Revision history [back]

Hi Annette,

if you want to build your own corpus from web content, you would have to make sure that this is legal in your country and that the owners allow that. Once you are certain that some web-content that you want to use can legally be copied to your computer and used for research or education maybe, you could use some tool that is based on wget to fetch the web-content via URL. wget is pretty powerful and can fetch an entire site with a lot of sub-pages. You should be able to find a lot of tutorial online, how to use wget, either via command line or in some graphical frontend (for Macs or Windows). Use your favorite search engine to figure out where to get wget for your favorite operating system (and it might actually be already installed, if you are using some Linux or Mac).

One way to convert HTML-pages (common webpages) to some corpus format would be to either transfer the page encoding to some XML language, for example the XML of the Text Encoding Initiative (TEI). You can use oXgarage for that, i.e. it can convert HTML, OpenOffice/LibreOffice or Word documents to TEI XML. This would allow you to handle meta-information and additional markup, e.g. linguistic annotations, either as inline or standoff annotations. There used to be some plugin for OpenOffice/LibreOffice that allows you to open up HTML, Word, ODF or other texts in OpenOffice and export those directly to TEI XML.

You can also use simple HTML-to-text converters to create raw text-files in some Unicode encoding, e.g. UTF-8. Simple tools like unhtml can be found online for various operating systems, that allow you to remove all HTML-tags from the files and leave just the raw text content for further analysis. HTML-files can be opened with the common text processing software (OpenOffice/LibreOffice, MS Word, etc.) and exported to raw text.

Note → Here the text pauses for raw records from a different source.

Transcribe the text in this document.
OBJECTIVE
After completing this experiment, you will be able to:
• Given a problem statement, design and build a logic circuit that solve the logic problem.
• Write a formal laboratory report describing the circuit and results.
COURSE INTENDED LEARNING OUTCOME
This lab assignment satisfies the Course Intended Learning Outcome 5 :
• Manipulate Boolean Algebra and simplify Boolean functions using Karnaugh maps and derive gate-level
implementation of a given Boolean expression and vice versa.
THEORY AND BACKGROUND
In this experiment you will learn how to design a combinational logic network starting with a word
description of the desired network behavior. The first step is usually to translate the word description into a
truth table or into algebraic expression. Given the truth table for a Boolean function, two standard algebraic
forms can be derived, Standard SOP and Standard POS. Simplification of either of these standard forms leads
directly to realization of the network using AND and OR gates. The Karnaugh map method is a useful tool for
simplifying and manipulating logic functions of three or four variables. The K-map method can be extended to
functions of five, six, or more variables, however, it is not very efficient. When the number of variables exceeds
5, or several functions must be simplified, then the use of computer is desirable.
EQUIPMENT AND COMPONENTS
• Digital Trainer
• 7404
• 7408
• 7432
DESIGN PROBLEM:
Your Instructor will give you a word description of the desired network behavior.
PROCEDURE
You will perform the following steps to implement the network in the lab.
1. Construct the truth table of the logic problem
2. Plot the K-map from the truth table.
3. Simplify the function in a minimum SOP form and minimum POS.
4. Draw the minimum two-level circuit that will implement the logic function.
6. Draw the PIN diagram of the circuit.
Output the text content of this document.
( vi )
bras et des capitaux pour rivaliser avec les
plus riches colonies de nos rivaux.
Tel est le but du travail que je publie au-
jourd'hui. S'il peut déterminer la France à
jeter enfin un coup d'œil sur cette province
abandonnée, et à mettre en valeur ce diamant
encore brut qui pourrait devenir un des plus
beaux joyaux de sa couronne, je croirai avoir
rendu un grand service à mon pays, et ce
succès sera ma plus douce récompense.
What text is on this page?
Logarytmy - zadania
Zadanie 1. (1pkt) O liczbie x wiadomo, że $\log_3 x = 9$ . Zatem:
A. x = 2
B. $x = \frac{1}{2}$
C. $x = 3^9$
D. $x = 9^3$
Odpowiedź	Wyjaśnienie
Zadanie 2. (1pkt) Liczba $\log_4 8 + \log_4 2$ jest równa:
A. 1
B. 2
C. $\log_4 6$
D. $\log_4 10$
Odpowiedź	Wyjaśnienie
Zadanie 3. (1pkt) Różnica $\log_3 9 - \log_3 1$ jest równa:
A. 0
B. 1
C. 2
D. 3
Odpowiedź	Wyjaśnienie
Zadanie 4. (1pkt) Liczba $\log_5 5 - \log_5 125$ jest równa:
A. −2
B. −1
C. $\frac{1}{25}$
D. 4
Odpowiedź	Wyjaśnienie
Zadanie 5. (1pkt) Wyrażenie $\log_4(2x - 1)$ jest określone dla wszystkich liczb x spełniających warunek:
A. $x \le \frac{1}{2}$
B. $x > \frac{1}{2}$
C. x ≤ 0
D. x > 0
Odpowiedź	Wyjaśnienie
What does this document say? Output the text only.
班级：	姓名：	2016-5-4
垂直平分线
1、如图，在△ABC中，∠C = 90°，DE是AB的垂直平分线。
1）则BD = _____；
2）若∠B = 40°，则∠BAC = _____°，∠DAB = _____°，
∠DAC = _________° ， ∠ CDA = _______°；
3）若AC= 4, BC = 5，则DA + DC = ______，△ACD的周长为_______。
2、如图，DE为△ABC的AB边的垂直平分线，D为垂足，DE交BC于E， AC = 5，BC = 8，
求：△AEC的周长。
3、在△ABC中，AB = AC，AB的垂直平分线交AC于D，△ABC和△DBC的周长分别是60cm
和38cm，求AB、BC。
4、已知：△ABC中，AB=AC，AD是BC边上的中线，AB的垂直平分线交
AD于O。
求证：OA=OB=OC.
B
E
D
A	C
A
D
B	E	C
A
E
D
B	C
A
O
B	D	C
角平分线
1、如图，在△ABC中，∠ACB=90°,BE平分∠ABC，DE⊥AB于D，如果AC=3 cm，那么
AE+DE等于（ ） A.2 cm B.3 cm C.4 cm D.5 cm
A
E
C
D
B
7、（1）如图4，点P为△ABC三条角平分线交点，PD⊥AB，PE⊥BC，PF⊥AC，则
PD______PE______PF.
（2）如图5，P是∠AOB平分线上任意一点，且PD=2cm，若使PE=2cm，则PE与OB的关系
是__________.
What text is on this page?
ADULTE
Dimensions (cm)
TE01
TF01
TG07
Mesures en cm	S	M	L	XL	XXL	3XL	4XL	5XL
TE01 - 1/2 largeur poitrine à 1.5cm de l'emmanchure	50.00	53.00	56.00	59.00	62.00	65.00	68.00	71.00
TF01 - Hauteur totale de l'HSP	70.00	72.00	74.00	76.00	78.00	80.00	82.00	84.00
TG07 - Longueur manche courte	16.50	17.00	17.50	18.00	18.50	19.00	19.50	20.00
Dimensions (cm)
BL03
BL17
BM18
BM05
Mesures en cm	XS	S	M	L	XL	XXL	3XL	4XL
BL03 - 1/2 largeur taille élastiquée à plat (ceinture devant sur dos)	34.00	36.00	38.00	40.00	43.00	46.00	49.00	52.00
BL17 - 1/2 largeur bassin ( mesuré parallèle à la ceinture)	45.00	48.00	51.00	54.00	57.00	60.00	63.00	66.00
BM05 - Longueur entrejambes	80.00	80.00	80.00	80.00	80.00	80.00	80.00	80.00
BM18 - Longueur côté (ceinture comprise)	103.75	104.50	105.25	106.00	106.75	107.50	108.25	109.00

For simple tools to extract collocations, frequency profiles, concordances, Laurence Anthony has some software collection here, e.g. AntConc and other tools. You will find other tools online, if you search for concordance and corpus analysis tools etc.

If you want to process the corpus and data linguistically, that is tokenize the text, break it into sentences, generate lemmata for the tokens, or part-of-speech tags, or even syntactically parse the texts, you should maybe look at the Stanford CoreNLP tools, the GATE text mining tools, etc.

Best wishes